Lumumba was never even the President, but was rather the Prime Minister. He was removed from office by the President, but fought the dismissal. This enabled Lumumba's own military appointee of the army to stage a coup over both in a naked power grab.
Also, you are cherry picking your information as well. There are conflicting reports of the US's and CIAs involvement in Lumumbas death. There is also a senate intel oversight committee that indicates that although the CIA may have tried to kill him, it was the Belgians that finally got him, and the CIA had nothing to do with his death.
Needless to say, the facts concerning this are indeed contested and not as absolute as you would make them appear.
Lumumba wasnt killed by the CIA, but actually by a firing squad of the opposition forces commanded by a Belgian....and fwiw, a senate intelligence comittee in August of 2000 investigating the incident found that the CIA was not directly involved in his execution.
So your wrong on that one too. Again, CIA involvement in this issue doesnt even reach the level of what is considered today to be asymetrical warfare. We put no troops on the ground, had no military forces at play at all in the Congo situation.
Latin-American examples are Guatemala in the 50s and Chile in the 70s. Again those are fairly well-documented and if interested you will haven no trouble obtaining sufficient background information.
And again, both dont even come close to 'war' or even 'asymetrical warfare' as most commonly defined.
So there are two questions we face here. Is the „enemy“ a democracy? And is it „war“? The former might be debatable at times. None of my examples were stable, liberal, exemplary democracies I guess. But IMO by and large they were democratic enough to prove the "democracies don't wage war against each other"-idea wrong, if we want to call it war that is of course.

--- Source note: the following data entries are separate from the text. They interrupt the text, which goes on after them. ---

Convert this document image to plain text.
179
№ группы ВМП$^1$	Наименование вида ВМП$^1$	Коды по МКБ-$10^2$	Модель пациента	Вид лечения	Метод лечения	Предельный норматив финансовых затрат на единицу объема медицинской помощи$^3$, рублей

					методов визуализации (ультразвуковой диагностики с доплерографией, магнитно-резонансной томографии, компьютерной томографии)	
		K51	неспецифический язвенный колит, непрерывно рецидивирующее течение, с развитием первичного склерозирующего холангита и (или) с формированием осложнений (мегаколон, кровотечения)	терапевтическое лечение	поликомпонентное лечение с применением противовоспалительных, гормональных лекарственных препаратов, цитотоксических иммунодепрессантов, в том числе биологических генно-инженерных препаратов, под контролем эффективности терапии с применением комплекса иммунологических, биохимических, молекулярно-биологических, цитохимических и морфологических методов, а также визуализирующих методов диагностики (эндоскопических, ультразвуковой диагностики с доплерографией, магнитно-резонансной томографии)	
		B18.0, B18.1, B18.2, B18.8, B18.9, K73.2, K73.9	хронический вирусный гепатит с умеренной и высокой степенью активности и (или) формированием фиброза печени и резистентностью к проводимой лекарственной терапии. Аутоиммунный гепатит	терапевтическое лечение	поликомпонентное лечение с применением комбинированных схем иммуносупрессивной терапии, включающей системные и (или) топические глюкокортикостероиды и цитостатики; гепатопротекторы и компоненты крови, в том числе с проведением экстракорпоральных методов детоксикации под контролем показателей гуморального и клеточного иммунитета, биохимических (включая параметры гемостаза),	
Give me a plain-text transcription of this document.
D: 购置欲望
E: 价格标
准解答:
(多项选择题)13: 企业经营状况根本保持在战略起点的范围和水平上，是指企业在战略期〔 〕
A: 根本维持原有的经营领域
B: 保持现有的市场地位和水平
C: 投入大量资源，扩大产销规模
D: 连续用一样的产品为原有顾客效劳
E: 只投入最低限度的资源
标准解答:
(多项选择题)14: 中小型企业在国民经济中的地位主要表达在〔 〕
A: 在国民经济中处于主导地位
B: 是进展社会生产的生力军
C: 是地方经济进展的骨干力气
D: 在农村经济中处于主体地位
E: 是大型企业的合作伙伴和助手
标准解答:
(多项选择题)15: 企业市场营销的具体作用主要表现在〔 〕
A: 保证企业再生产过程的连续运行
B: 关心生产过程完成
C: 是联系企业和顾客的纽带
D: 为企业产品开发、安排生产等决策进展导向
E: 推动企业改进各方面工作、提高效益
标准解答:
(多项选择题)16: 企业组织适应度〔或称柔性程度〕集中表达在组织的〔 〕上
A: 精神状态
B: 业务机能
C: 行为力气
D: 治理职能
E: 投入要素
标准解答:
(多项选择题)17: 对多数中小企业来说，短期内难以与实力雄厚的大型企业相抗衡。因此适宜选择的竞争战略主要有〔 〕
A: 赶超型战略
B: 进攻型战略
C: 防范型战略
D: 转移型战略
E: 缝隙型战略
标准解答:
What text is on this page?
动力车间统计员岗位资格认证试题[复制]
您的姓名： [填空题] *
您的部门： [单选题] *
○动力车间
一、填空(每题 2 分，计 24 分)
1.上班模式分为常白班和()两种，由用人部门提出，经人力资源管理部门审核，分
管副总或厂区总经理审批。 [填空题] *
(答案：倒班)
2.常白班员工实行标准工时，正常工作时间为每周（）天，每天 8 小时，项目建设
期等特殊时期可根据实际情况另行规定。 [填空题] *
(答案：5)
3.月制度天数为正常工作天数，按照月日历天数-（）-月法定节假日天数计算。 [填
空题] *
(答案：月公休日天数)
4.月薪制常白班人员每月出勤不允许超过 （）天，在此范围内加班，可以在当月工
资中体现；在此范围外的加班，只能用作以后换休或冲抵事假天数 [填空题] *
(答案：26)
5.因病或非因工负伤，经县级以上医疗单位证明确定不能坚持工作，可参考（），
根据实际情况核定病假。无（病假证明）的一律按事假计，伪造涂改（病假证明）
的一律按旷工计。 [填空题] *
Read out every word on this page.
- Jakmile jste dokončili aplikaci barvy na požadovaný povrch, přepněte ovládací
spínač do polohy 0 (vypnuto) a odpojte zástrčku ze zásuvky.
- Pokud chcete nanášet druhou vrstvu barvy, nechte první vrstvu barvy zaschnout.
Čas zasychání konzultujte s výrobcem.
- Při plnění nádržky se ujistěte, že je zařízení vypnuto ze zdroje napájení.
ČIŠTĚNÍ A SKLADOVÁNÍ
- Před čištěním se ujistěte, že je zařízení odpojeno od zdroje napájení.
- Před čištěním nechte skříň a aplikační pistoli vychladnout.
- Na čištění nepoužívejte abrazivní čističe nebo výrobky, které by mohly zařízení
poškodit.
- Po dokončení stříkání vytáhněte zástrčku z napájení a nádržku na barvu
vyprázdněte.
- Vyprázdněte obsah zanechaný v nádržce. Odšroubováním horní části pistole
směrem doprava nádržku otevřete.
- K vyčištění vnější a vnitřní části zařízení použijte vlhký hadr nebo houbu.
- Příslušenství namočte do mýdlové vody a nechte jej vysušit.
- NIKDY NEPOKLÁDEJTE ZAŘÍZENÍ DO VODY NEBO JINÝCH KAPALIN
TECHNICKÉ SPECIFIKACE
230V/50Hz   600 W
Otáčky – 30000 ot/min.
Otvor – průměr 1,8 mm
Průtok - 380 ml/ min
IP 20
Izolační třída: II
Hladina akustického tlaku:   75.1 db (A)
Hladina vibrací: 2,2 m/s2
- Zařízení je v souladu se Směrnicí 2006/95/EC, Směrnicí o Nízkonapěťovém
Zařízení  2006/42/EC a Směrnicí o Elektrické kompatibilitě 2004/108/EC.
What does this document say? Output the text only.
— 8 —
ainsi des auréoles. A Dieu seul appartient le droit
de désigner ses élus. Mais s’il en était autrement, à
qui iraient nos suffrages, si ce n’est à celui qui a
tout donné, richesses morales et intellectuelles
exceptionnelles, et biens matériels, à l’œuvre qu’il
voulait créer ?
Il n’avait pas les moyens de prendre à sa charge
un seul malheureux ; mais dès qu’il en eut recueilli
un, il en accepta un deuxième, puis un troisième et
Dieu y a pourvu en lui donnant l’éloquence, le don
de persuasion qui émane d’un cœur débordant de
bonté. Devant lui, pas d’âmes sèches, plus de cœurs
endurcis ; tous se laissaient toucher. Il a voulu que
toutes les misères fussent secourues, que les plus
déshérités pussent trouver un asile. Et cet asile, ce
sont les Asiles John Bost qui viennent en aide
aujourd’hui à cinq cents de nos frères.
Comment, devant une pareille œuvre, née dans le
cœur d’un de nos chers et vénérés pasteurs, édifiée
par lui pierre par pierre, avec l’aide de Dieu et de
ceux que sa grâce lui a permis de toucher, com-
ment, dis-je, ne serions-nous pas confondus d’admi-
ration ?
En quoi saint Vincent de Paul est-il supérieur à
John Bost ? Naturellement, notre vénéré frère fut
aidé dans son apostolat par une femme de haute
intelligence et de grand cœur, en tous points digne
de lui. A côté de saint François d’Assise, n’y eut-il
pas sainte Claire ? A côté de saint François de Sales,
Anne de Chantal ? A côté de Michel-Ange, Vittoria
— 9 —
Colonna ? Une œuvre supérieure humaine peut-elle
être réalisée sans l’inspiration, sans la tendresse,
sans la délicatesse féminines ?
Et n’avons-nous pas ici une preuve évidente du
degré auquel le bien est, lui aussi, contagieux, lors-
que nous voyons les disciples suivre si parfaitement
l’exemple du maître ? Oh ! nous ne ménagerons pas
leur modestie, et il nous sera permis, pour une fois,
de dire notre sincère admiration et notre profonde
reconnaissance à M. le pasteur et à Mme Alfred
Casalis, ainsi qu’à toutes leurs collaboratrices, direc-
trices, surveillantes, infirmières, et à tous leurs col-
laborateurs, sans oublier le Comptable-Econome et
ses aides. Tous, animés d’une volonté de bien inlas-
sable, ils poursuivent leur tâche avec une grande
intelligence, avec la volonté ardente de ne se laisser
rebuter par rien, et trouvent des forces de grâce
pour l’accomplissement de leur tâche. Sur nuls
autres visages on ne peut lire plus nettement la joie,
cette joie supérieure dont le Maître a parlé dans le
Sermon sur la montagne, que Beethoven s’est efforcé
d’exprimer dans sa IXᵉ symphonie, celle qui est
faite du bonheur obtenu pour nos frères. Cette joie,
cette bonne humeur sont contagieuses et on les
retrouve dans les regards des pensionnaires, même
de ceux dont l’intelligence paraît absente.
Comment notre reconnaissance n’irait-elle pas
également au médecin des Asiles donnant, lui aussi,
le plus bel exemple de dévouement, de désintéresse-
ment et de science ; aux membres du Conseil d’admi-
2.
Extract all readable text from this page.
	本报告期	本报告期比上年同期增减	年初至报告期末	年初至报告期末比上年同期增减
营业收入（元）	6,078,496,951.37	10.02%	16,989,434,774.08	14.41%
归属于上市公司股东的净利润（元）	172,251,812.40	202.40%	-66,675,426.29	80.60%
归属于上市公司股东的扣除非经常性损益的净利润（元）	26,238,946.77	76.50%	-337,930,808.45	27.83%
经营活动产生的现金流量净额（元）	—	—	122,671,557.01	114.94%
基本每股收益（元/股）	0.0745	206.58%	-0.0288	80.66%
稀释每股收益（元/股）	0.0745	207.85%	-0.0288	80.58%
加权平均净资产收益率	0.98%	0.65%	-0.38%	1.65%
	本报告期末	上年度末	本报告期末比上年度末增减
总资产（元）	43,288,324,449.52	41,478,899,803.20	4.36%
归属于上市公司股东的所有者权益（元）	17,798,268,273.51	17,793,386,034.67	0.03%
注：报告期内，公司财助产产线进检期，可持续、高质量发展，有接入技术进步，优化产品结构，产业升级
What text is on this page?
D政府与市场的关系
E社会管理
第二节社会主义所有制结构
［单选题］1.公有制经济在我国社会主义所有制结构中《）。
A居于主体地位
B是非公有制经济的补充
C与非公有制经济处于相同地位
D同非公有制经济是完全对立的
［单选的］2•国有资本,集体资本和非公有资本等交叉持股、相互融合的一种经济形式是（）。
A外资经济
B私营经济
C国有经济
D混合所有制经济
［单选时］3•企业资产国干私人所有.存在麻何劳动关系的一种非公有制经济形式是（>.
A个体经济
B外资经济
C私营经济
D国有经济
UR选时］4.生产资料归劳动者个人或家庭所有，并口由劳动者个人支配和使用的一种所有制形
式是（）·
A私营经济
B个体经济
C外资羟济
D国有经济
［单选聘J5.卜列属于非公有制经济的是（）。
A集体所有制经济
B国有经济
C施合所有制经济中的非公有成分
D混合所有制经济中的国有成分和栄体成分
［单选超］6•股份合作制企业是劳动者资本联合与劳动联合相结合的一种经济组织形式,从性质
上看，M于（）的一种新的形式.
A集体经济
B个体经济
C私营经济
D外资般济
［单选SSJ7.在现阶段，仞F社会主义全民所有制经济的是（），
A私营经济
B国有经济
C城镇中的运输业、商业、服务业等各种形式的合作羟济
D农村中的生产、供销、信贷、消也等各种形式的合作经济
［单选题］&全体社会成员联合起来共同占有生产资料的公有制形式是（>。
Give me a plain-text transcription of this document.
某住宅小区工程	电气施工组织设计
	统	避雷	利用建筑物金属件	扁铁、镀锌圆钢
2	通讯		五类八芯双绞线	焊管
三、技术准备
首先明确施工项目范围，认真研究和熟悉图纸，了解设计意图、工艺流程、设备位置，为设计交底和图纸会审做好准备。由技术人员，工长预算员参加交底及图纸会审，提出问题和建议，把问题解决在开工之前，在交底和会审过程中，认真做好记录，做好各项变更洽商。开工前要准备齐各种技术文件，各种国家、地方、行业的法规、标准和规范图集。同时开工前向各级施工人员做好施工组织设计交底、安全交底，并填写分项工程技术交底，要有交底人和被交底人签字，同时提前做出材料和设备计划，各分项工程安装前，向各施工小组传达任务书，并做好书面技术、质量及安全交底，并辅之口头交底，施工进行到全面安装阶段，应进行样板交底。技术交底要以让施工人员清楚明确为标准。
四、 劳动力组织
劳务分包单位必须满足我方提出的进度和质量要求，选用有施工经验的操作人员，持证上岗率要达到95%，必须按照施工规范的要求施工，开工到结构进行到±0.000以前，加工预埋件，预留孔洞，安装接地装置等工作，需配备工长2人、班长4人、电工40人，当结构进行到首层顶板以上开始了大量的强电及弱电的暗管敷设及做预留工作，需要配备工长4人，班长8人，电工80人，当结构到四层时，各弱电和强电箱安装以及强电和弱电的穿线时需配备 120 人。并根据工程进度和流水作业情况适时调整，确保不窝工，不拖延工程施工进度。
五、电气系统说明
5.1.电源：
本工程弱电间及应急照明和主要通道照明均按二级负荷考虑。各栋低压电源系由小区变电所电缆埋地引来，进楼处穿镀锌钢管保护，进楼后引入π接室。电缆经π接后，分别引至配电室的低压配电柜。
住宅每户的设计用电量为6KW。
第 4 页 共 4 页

I dont think it meets the criteria of 'war' or even 'armed conflict' for that matter. It certainly wouldnt meet the criteria of asymetrical warfare as we never had our own spec ops people running covert missions against those governments.
So what does asymmetrical warfare actually mean? Two definitions I found looking for it for 10mins on google:
„Asymmetric warfare is war between belligerents whose relative military power differs significantly, or whose strategy or tactics differ significantly.“
- Wikipedia
Asymmetric conflict is a “conflict involving two states with unequal overall military and economic power resources.”
- political scientist T.V. Paul in his 1994 book titled "Asymmetric Conflicts: War Initiation by Weaker Powers"
You will note that those are not a lot for 10 mins. That is because it seems that „Asymmetric war“ is quit fuzzy as a term.
The context of your above definitions is important. Generally its a type of warfare done where one nation cannot compete with another in open warfare, and thus has to resort to sabotage or other covert means of warfare. By that criteria the USA never really engages in asymetrical warfare since we are never going to be the weaker of two belligerant states.
In any case those two definitions certainly apply on trying to destroy a government by assassination or fueling pushes and civil wars, as the US has done to other democracies without having to fear attacks or having experienced attacks themselves.
I disagree. In fact, in your Congo example, it was the President of the country itself that removed Lumumba from office, not some covert mission of the CIA.
Here is my suggestion: Organizations/groups which try to enforce a political agenda on a country by using deadly force against the miltary and/or civilians, but without engaging in conventional warfare.
Well that's exactly what the US has done
Nope, by the simple fact that US troops were never part of the examples you give.